I've started this thread by explaining this very problem, so I don't get why you're trying to lecture me on subpel motion and disocclusion.

What's your point? Your replies seem to be just broadly contrarian and patronizing.

I've continued this discussion assuming that maybe we talk past each other by using the term "motion vectors" in narrower and broader meanings, or maybe you did not believe that the motion vectors that game engines have can be incredibly useful for video encoding.

However, you haven't really communicated your point across.
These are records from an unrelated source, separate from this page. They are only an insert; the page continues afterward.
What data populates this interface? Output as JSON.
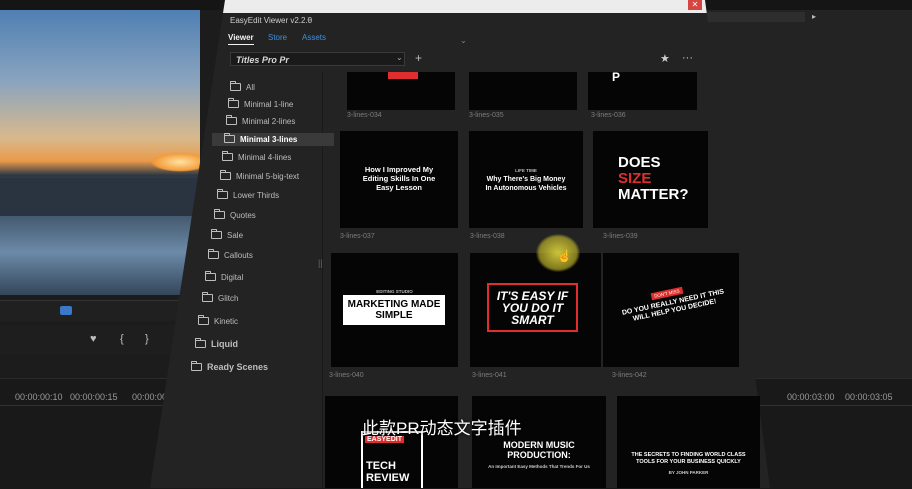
{
  "background": {
    "timecodes": [
      "00:00:00:10",
      "00:00:00:15",
      "00:00:00",
      "00:00:03:00",
      "00:00:03:05"
    ],
    "controls": [
      "♥",
      "{",
      "}"
    ]
  },
  "window": {
    "close": "✕",
    "panel_title": "EasyEdit Viewer v2.2.0",
    "panel_menu": "≡",
    "tabs": [
      "Viewer",
      "Store",
      "Assets"
    ],
    "tab_arrow": "⌄",
    "pack": "Titles Pro Pr",
    "pack_chevron": "⌄",
    "add": "+",
    "star": "★",
    "more": "···",
    "split": "||"
  },
  "folders": [
    "All",
    "Minimal 1-line",
    "Minimal 2-lines",
    "Minimal 3-lines",
    "Minimal 4-lines",
    "Minimal 5-big-text",
    "Lower Thirds",
    "Quotes",
    "Sale",
    "Callouts",
    "Digital",
    "Glitch",
    "Kinetic",
    "Liquid",
    "Ready Scenes"
  ],
  "selected_folder": "Minimal 3-lines",
  "cards": {
    "labels": [
      "3-lines-034",
      "3-lines-035",
      "3-lines-036",
      "3-lines-037",
      "3-lines-038",
      "3-lines-039",
      "3-lines-040",
      "3-lines-041",
      "3-lines-042"
    ],
    "c1": "P",
    "c37": "How I Improved My Editing Skills In One Easy Lesson",
    "c38_small": "LIFE TIME",
    "c38": "Why There's Big Money In Autonomous Vehicles",
    "c39": [
      "DOES",
      "SIZE",
      "MATTER?"
    ],
    "c40_small": "EDITING STUDIO",
    "c40": "MARKETING MADE SIMPLE",
    "c41": "IT'S EASY IF YOU DO IT SMART",
    "c42_small": "DON'T MISS",
    "c42": "DO YOU REALLY NEED IT THIS WILL HELP YOU DECIDE!",
    "c43_brand": "EASYEDIT",
    "c43": "TECH REVIEW",
    "c44": "MODERN MUSIC PRODUCTION:",
    "c44_sub": "An Important Easy Methods That Trends For Us",
    "c45": "THE SECRETS TO FINDING WORLD CLASS TOOLS FOR YOUR BUSINESS QUICKLY",
    "c45_sub": "BY JOHN PARKER"
  },
  "caption": "此款PR动态文字插件",
  "colors": {
    "accent_blue": "#3f8fd9",
    "highlight_red": "#e02d2d",
    "close_red": "#d64541",
    "cursor_yellow": "#d6cd3c"
  }
}
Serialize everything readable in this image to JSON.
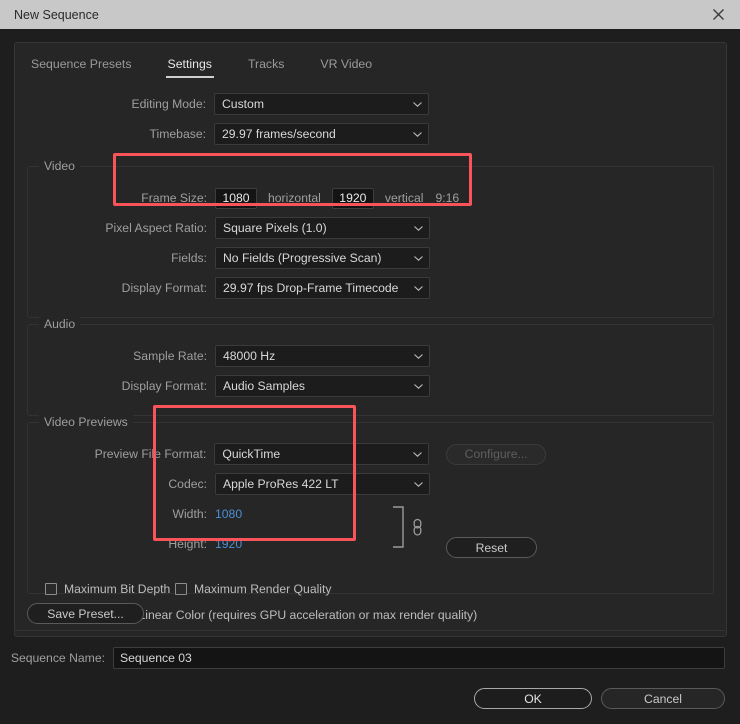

I only see that whenever I describe something in a simplified way, you jump to correct me, while failing to realize that I'm intentionally simplifying for brevity and to avoid unnecessary jargon.

3 days ago | parent | next [-]
[deleted]
CyberDildonics 4 days ago | parent | prev [-]

You said they were the same and then talked about motion vectors from 3D objects and neural networks for an unknown reason.

I'm saying that moving pixels and taking differences to a reference image is different from re-rasterizing an image with distortion and no correction.

robterrell 4 days ago | parent | prev [-]

Isn't the use of the H.264 motion vector to preserve bit when there is a camera pan? A pan is a case where every pixel in the frame will change, but maybe doesn't have to.

superjan 4 days ago | parent [-]

Yes, or when a character moves across the screen. They are quite fine grained. However, when the decoder reads the motion vectors from the bitstream, it is typically not supposed to attach meaning to them: they could point to a patch that is not the same patch in the previous scene, but looks similar enough to serve as a starting point.